Every time the stock market reaches a potential price resistance area, the bears come out… and don’t get it done.
Every time the stock market is hit with negative news, it fights back.
Case in point: The S&P 500 Index looked poised to finally begin a meaningful pullback after the March jobs report released April 5th. But that pullback was halted by a big rally this past Friday that closed at new multi-week highs.
This has been a relentless bull wave higher off the December 24 lows.
I can’t blame the bears, especially here in April – the market is getting over-extended. But the market doesn’t care what we want or think will happen. The market doesn’t care about the bulls (see several past corrections and bear markets) or bears (see pattern of new all-time highs).
Today, we’ll take a quick peak at the daily and weekly charts for the S&P 500 and offer up a few thoughts.
Note that the following MarketSmith charts are built with Investors Business Daily’s product suite.

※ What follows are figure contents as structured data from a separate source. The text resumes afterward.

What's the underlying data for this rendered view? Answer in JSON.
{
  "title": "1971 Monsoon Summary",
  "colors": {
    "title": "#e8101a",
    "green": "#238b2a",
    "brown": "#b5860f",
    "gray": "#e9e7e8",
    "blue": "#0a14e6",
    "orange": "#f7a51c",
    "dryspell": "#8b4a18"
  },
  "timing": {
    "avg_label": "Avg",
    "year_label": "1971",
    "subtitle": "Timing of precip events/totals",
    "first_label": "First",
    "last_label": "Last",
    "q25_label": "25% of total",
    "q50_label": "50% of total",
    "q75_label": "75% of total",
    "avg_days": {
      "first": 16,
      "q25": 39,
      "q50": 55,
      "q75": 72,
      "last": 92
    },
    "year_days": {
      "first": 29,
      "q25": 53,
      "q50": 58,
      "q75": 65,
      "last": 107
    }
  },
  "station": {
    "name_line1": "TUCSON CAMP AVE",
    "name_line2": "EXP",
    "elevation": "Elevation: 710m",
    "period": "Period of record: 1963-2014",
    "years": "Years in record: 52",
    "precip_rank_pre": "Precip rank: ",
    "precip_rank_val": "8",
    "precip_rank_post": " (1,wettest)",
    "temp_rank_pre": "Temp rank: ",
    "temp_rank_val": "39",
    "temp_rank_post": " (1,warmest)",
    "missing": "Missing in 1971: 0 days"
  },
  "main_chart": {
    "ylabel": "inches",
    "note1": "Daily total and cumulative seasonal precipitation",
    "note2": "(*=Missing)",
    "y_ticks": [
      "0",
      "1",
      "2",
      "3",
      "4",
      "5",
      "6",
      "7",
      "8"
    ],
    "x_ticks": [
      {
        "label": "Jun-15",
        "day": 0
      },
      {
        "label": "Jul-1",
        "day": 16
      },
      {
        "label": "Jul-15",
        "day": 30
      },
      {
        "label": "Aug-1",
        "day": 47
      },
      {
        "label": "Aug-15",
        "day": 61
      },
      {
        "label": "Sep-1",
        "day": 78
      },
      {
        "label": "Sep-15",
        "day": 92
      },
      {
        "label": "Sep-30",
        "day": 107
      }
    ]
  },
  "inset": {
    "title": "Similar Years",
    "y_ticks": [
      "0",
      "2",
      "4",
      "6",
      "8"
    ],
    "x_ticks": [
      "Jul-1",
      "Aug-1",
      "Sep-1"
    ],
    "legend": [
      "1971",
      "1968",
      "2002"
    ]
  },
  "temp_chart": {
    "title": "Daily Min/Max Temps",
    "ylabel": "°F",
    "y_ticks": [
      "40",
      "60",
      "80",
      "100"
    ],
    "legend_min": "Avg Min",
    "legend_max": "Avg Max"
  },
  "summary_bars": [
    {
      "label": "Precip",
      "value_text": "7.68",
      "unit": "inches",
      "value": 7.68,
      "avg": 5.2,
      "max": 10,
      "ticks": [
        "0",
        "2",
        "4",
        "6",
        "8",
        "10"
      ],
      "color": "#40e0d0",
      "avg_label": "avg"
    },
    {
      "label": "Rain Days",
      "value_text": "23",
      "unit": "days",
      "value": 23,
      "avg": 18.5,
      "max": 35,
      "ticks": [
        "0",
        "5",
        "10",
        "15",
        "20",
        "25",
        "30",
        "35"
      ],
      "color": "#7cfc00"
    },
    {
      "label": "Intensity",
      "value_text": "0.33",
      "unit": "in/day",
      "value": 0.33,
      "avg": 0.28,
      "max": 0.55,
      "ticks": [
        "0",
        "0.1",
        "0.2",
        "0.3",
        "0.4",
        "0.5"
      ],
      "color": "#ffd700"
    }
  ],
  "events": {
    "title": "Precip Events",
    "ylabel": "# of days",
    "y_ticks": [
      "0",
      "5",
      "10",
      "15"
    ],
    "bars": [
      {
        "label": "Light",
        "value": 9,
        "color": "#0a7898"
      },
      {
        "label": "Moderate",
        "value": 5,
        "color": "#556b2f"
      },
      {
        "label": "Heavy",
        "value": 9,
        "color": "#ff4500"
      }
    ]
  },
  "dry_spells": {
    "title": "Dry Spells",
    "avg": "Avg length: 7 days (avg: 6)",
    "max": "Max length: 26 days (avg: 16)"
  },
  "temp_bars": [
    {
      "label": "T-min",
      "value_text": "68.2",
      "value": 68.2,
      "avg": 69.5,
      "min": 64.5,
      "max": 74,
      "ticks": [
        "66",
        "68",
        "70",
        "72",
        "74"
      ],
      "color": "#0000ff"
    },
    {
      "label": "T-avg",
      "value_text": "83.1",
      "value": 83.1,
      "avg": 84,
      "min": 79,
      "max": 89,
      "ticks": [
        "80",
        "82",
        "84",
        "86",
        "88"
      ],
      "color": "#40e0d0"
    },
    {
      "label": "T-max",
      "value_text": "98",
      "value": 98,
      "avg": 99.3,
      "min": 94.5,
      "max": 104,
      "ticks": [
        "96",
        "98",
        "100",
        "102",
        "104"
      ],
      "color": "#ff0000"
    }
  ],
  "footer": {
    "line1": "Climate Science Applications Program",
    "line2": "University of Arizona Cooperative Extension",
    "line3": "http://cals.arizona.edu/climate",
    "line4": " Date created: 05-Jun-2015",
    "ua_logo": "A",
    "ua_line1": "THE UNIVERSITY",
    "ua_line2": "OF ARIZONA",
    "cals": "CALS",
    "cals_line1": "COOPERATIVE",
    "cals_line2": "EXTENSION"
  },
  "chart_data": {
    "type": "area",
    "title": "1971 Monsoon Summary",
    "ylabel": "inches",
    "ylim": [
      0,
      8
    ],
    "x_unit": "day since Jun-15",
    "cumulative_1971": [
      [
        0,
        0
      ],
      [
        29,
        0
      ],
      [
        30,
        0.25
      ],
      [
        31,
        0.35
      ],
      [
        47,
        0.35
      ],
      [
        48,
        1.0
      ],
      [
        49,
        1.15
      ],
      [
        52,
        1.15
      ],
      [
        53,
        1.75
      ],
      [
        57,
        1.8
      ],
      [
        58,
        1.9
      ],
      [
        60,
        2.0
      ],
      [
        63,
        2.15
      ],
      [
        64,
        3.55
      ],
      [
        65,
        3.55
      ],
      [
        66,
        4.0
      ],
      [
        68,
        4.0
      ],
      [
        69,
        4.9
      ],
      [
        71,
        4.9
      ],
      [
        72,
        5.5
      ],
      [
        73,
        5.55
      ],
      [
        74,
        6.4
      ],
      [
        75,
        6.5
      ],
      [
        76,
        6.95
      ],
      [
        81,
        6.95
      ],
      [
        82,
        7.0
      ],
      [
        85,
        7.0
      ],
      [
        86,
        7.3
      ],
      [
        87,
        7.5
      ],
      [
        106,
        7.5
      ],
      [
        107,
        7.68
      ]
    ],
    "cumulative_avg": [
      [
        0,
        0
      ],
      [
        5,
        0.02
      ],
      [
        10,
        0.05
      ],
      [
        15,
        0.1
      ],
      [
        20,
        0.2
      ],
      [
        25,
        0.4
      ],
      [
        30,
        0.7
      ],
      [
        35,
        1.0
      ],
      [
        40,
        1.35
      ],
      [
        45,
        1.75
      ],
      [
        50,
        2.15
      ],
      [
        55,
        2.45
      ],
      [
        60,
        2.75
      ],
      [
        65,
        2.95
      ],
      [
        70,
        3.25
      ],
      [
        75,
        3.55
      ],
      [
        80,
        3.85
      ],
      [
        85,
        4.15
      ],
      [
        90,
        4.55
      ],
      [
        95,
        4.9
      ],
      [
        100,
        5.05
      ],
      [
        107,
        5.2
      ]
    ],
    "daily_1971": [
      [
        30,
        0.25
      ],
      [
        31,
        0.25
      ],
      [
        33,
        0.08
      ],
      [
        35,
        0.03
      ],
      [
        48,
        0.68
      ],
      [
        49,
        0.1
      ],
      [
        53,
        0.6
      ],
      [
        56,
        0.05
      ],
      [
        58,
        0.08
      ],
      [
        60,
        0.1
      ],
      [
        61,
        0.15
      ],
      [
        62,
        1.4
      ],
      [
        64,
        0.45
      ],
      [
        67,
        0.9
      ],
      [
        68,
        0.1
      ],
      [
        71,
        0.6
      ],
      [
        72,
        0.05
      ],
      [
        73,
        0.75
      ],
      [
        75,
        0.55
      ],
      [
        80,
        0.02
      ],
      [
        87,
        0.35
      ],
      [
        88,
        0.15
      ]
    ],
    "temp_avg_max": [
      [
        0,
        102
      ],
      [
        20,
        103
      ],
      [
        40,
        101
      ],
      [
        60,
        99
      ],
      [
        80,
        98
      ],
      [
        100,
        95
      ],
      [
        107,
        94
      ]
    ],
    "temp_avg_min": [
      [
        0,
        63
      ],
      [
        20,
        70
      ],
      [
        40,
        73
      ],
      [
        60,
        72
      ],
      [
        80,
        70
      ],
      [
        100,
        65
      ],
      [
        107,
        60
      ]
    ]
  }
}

I am an Investors Business Daily (IBD) partner and promote the use of their products. The entire platform offers a good mix of technical and fundamental data and education.
S&P 500 “Weekly” Chart
As you can see on the weekly chart, that’s a lot of positive price bars off the December lows. It’s taken the shape of a V bottom, exciting the bulls.
But with the all-time highs sitting overhead, the S&P 500 will need to chew through that resistance.
S&P 500 “Daily” Chart
If you’re a bear, you are watching this rising wedge… and the wedge support line. If that breaks, the odds are likely that we see a 3-5 percent pullback.
But right now, the bulls are in charge until the technicals (price) tells us differently.
The author has a position in mentioned securities at the time of publication. Any opinions expressed herein are solely those of the author, and do not in any way represent the views or opinions of any other person or entity.
12:19 am CT – Editor’s note: Added “Case in point” and updated jobs report date.